Street’s honest and no-nonsense approach to his mediations has gained his trust, said Gregory Konoske, a San Diego civil litigation and insurance fraud attorney who has known Street for 20 years. Konoske, an attorney with Shifflet, Kane & Konoske, said that even as a plaintiff attorney, Street was fearlessly honest about the merits of his case.

“He’s a former Marine. He’s a very honorable person,” Konoske said. “If he tells you something, you can take it to the bank.”

But even Street’s best attempts at trying to get litigants to see reason can fail when a person becomes immersed in the desire to have things one’s way or has bad legal representation, Street said. At such a point, he knows it’s time to remove himself from the mediation.

“The biggest problem is when you have someone who’s obsessive about something and they’re not represented by a lawyer who is giving him good advice or understands his problems or worse- is happy to get the nice hourly pay,” Street said.

But for the most part, he said, injecting his humor into often dour situations leads to an end that is satisfying to both parties.
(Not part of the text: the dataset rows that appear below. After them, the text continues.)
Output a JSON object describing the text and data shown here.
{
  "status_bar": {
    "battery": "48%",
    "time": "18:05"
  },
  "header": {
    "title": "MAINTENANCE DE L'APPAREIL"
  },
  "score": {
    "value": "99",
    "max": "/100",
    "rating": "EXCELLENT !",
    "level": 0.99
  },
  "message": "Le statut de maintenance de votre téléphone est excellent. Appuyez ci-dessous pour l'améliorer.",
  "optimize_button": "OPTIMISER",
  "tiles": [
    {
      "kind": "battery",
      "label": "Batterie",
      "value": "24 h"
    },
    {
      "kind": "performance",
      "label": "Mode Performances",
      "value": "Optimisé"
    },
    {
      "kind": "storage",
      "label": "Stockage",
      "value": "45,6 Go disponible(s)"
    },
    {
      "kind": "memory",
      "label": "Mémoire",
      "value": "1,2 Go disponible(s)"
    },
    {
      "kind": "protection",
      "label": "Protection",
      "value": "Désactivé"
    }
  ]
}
“Life can be serious, but the vast majority of problems in mediations are problems that have solution,” he said.

Some of the lawyers who have used Street’s services are Dean Rice, Maxine, Rheinheimer, Stephens & Vrevich, Vista; Randall Stamen, Law Offices of Randall S. Stamen, Riverside; Gregory Konoske, Shifflet, Kane & Konoske, San Diego; Charles S. Roseman, Charles S. Roseman & Associates, San Diego; Gregory Lutz, Del Mar; Dennis Aiken, Aiken & Pinnegar, San Diego; Steven Kuhn, Kuhn & Belz, San Juan Capistrano; Dean Goetz, Solana Beach; Gina Lacagnia, Neil, Dymott, Frank, McFall & Trexler; San Diego; Constance Shaneer, Law Office of Constance H. Shaner, Solana Beach; Tracy Richmond, Wordenwilliams, Solana Beach; Alexandra McIntosh, Carlsbad; Joseph Stine, Melrose Law Center, Vista; E. Ludlow Keeney, Jr. Keeney & Wait, San Diego.